Homogenization of generalized second-order elliptic difference operators

TL;DR

This paper establishes homogenization results for generalized second-order elliptic difference operators, demonstrating convergence of discrete solutions to continuous limits under certain conditions, with applications in probability theory.

Contribution

It introduces a homogenization framework for generalized second-order difference operators in both deterministic and random environments, extending previous theories.

Findings

Homogenization holds under weak convergence and ellipticity assumptions.

Discrete models with random environments homogenize to deterministic limits.
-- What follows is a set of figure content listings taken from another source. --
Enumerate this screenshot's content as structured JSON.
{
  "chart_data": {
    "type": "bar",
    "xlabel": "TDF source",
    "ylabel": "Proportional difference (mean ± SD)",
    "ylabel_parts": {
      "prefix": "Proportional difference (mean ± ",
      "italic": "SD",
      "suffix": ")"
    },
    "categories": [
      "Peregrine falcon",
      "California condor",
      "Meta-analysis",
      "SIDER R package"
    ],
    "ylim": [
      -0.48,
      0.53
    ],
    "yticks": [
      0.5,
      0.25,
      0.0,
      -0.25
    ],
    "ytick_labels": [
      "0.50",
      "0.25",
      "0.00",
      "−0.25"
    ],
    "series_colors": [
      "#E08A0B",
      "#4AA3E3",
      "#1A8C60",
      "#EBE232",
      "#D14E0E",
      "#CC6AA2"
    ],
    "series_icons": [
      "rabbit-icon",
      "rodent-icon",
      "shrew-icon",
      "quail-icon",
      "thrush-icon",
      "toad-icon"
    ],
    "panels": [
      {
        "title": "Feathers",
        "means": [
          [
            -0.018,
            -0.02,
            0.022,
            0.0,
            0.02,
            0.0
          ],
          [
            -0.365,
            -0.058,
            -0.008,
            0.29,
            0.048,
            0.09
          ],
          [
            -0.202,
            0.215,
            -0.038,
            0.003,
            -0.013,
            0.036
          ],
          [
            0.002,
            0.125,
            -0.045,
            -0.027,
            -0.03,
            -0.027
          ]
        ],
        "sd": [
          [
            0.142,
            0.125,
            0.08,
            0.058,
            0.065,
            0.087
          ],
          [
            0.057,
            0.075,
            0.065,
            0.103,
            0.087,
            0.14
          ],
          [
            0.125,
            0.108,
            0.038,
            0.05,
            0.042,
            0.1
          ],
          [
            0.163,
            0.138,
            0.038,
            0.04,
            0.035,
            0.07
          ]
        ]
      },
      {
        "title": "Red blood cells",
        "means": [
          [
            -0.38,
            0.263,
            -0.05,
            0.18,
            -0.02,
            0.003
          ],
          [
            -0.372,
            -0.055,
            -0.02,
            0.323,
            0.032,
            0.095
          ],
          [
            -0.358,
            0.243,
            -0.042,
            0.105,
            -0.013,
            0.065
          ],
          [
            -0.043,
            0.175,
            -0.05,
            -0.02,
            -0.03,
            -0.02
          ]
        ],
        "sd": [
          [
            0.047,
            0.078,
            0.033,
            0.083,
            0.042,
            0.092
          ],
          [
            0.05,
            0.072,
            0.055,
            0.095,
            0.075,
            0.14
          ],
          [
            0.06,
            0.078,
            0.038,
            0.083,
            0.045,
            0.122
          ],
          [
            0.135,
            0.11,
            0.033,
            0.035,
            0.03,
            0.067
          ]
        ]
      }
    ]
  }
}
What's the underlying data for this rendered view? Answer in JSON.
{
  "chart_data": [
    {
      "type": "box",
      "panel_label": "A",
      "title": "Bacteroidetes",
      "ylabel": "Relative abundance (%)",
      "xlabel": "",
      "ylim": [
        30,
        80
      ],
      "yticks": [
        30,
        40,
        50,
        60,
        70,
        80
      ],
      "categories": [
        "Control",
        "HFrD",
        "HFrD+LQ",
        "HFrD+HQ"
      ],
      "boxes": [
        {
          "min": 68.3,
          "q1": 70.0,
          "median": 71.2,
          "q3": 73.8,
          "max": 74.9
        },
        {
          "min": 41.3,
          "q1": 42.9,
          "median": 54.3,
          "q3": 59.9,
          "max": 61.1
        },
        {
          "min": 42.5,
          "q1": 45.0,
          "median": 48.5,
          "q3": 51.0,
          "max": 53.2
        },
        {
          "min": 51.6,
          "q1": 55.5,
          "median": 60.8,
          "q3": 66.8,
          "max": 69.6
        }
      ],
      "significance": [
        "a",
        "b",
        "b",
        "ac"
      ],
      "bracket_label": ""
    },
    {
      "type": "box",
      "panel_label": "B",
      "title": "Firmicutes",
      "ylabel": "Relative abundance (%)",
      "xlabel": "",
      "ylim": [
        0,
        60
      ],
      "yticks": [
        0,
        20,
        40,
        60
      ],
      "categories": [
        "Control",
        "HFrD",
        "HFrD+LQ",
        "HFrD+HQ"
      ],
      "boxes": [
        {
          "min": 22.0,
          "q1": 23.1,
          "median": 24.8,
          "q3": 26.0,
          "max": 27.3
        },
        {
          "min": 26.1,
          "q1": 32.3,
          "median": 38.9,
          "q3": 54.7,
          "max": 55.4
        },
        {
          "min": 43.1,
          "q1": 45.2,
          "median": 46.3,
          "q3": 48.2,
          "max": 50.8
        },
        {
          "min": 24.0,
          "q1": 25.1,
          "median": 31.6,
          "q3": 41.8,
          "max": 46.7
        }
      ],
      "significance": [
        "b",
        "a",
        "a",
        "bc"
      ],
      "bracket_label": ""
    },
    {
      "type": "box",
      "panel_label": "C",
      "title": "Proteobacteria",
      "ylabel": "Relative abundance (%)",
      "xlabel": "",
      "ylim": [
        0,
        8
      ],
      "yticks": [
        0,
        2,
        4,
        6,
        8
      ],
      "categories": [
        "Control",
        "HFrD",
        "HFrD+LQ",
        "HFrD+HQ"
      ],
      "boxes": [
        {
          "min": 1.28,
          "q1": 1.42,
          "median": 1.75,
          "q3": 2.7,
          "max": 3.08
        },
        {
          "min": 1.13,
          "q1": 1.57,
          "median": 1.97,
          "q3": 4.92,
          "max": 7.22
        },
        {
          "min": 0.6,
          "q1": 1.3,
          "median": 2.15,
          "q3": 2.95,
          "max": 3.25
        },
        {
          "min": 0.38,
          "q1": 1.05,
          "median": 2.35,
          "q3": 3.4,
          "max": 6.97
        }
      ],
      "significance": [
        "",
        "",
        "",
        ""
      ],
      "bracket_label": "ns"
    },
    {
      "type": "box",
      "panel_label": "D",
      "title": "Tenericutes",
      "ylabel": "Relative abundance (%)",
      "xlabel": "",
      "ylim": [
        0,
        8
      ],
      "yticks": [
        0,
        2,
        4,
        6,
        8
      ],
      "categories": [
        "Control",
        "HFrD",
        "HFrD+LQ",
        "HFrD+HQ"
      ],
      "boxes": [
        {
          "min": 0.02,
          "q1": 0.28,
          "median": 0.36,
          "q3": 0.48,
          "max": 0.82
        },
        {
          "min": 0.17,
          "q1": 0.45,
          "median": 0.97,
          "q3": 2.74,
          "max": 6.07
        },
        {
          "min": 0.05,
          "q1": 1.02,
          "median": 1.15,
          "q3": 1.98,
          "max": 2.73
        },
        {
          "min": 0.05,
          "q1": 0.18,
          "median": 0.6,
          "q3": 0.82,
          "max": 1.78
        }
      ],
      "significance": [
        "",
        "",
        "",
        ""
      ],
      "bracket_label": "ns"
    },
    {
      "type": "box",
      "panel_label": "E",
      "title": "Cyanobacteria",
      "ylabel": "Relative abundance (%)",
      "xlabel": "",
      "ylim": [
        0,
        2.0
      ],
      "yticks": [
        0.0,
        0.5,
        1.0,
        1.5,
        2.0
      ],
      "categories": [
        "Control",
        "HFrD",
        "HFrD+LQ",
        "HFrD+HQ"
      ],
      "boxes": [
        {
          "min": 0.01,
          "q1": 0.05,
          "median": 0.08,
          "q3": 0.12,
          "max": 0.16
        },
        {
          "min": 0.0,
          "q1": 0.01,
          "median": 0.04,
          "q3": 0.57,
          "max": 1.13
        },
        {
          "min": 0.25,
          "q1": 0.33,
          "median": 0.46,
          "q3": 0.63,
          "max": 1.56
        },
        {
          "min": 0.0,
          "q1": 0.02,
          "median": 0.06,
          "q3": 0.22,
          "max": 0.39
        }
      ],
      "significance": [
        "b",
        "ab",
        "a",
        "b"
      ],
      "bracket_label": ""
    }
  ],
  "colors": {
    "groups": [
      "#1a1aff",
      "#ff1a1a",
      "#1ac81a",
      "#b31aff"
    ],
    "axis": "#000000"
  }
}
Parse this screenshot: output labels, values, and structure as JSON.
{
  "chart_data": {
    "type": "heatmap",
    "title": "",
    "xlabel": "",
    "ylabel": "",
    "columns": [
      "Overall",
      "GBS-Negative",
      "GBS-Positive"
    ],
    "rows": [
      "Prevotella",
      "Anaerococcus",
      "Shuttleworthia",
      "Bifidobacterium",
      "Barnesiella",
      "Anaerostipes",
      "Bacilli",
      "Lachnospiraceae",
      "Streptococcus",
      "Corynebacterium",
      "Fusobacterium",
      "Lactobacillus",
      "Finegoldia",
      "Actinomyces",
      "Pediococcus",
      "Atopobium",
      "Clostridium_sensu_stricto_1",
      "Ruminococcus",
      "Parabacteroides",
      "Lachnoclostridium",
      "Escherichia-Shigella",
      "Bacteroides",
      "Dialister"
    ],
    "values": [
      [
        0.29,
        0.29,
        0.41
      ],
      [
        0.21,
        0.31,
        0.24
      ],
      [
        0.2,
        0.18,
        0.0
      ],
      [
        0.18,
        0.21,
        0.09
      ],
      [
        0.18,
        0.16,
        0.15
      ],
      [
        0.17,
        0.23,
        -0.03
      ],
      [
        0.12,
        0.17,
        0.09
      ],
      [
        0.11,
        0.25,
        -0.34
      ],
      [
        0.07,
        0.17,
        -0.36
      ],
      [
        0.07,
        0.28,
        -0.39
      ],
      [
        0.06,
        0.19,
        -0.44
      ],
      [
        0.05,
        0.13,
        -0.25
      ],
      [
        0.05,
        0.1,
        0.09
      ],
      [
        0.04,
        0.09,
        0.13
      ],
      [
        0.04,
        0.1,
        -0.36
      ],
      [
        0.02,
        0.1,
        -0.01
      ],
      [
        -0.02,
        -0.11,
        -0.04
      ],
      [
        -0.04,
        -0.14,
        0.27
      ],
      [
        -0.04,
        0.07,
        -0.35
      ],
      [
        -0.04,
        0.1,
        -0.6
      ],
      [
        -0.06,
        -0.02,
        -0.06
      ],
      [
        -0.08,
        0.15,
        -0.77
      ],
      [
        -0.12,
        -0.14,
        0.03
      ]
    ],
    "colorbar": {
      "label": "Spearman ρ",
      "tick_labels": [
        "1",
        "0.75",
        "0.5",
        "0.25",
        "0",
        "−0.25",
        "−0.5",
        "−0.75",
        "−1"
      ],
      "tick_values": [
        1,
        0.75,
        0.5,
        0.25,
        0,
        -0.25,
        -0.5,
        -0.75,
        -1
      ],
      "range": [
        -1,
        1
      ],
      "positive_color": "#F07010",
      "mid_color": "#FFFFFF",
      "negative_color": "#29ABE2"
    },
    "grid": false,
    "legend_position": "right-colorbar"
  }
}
Application to hydrodynamic limits in probability theory.

Abstract

Fix a function $W(x_1,\ldots,x_d) = \sum_{k=1}^d W_k(x_k)$ where each $W_k: \mathbb{R} \to \mathbb{R}$ is a strictly increasing right continuous function with left limits. For a diagonal matrix function $A$, let $\nabla A \nabla_W = \sum_{k=1}^d \partial_{x_k}(a_k\partial_{W_k})$ be a generalized second-order differential operator. We are interested in studying the homogenization of generalized second-order difference operators, that is, we are interested in the convergence of the solution of the equation $$\lambda u_N - \nabla^N A^N \nabla_W^N u_N = f^N$$ to the solution of the equation $$\lambda u - \nabla A \nabla_W u = f,$$ where the superscript $N$ stands for some sort of discretization. In the continuous case we study the problem in the context of $W$-Sobolev spaces, whereas in the discrete case the theory is developed here. The main result is a homogenization result. Under minor assumptions regarding weak convergence and ellipticity of these matrices $A^N$, we show that every such sequence admits a homogenization. We provide two examples of matrix functions verifying these assumptions: The first one consists to fix a matrix function $A$ with some minor regularity, and take $A^N$ to be a convenient discretization. The second one consists on the case where $A^N$ represents a random environment associated to an ergodic group, which we then show that the homogenized matrix $A$ does not depend on the realization $\omega$ of the environment. Finally, we apply this result in probability theory. More precisely, we prove a hydrodynamic limit result for some gradient processes.